Emerging research indicates that a solitary molecule could play a crucial role in revitalizing aging brains through diverse mechanisms.
A series of three studies aimed at counteracting age-related cognitive decline yielded consistent outcomes—heightened levels of a protein called platelet factor four (PF4) in mice. Consequently, cognitive performance improved in the animals, accompanied by favorable biological indications of brain health. These significant findings were collectively published on August 16 in the journals Nature Aging, Nature, and Nature Communications.
Michael Conboy, a bioengineer from the University of California, Berkeley, who was not directly engaged in the studies, noted, "PF4 may prove to be an effective factor, and this line of research will contribute to advancing it closer to becoming a potential therapeutic agent" for addressing age-related cognitive decline.
A research team led by neuroscientist Dena Dubal from the University of California, San Francisco, explored klotho, a hormone associated with longevity. Their prior investigations demonstrated that injecting klotho into mice enhanced cognition. Considering that klotho molecules are too sizable to breach the blood-brain barrier, the researchers hypothesized that the hormone's brain-related effects are mediated indirectly through a messenger molecule.
In pursuit of this mediator, Dubal's team administered klotho to mice and tracked fluctuations in protein levels within their bloodstream. Levels of platelet factors, particularly PF4, exhibited notable elevation.
PF4, linked to platelets known for their role in clotting and wound healing, puzzled Dubal: "My initial reaction was, what's the connection between platelets and cognitive enhancement? It's quite astonishing."
Another group from the University of California, San Francisco, led by neuroscientist Saul Villeda, previously demonstrated that blood plasma from young mice rejuvenated the brains of older counterparts. Upon comparing plasma from young and aged mice, Villeda's team identified significantly increased PF4 levels in the former.
Serendipitously, Dubal and Villeda exchanged insights from their individual studies and realized both converged on PF4. This mutual discovery prompted discussions with neuroscientist Tara Walker from the University of Queensland, Australia, who had unearthed the PF4-boosting effects of exercise.
Walker's team unveiled that exercise-induced PF4 elevation stimulated neurogenesis, the generation of new nerve cells, in the hippocampus—a brain region pivotal for memory. Significantly, this heightened neurogenesis corresponded to enhanced cognitive advantages.
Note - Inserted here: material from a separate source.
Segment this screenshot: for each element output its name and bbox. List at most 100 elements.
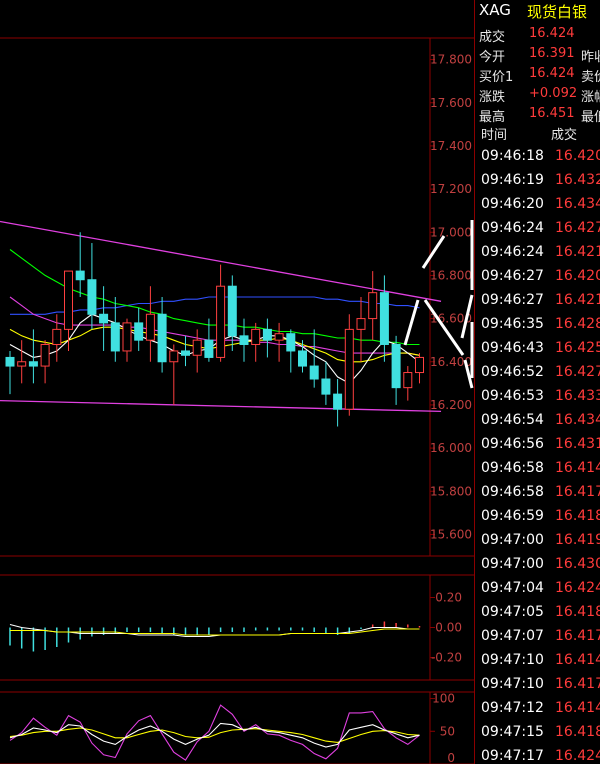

Taken together, these studies underscored PF4's efficacy in enhancing cognition in mice. Walker's investigation indicated that administering PF4 triggered neurogenesis, subsequently yielding observed cognitive enhancements. Dubal's team additionally noted PF4's augmentation of neural connections in the hippocampus.
Villeda's group delved into the immune system's role and found that injecting PF4 into older mice revitalized their immune systems, leading to reduced levels of inflammatory proteins and diminished brain inflammation.
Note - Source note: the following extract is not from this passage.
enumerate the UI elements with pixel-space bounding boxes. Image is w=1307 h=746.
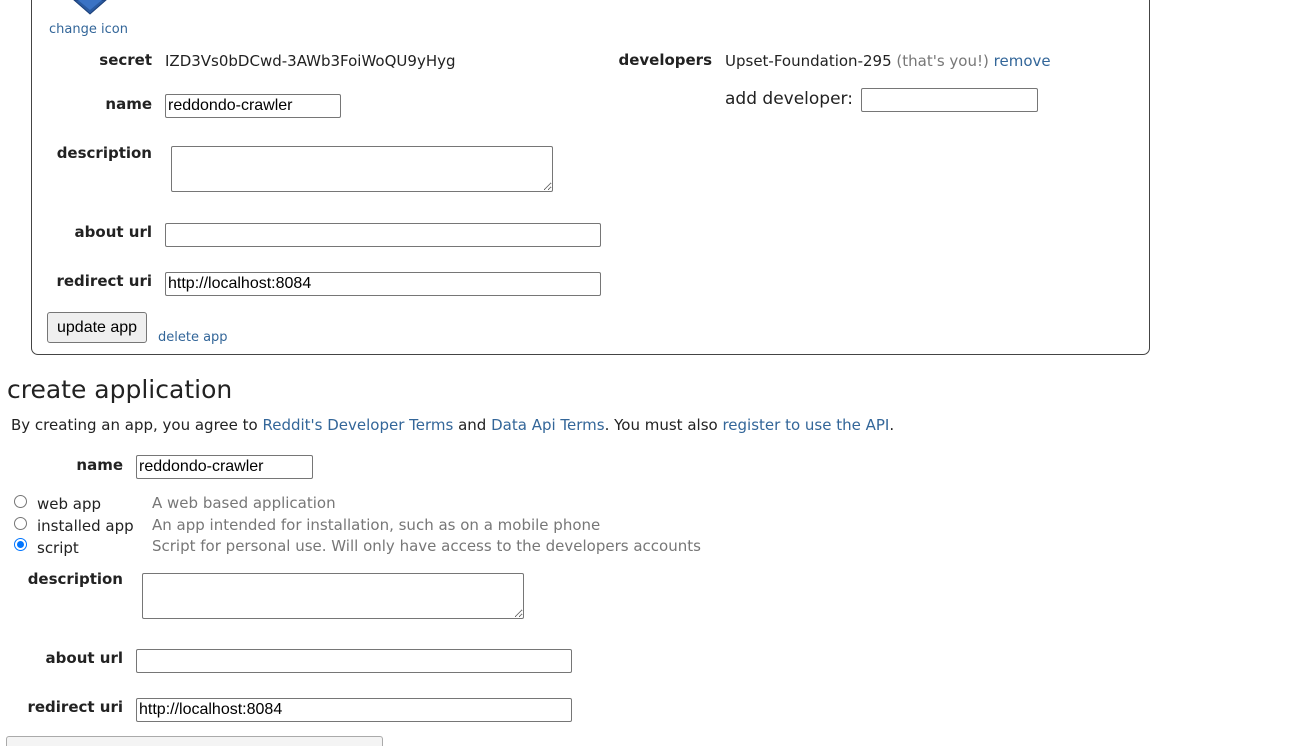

While PF4 holds promise, it constitutes a single piece within a complex puzzle. Neuroscientist Lida Katsimpardi from the Pasteur Institute in Paris opined that while these findings are valuable, they represent a partial step forward. She commented, "These findings substantially bolster our understanding by unveiling a single factor. While our aim is comprehending the entire puzzle, each factor contributes to the overall picture."
Katsimpardi's own research focuses on GDF11, a protein with similar restorative attributes linked to calorie restriction. The extent of these proteins' contributions remains uncertain. Katsimpardi mused, "This is the question we face daily. Is this molecule the solution? Or do we need more?"
Though primarily conducted in mice, these studies hold relevance for humans as well. Similar to mice, PF4 levels decline with age in humans, and PF4 has also demonstrated the capacity to enhance cognition in mice. In addition to this, Dubal and her team reported in July in Nature Aging that klotho improves cognition in aging monkeys, which exhibit greater brain similarities with humans. However, the exact role of PF4 in this enhancement remains uncertain.
The researchers anticipate initiating human trials centered on PF4-based treatments within the next few years. Emphasizing the significance of vigilant monitoring for potential side effects, they intend to delve deeper into the precise mechanisms underlying PF4's actions within the body and brain. Ultimately, these investigations will determine its potential incorporation into therapeutic approaches, as elucidated by Conboy.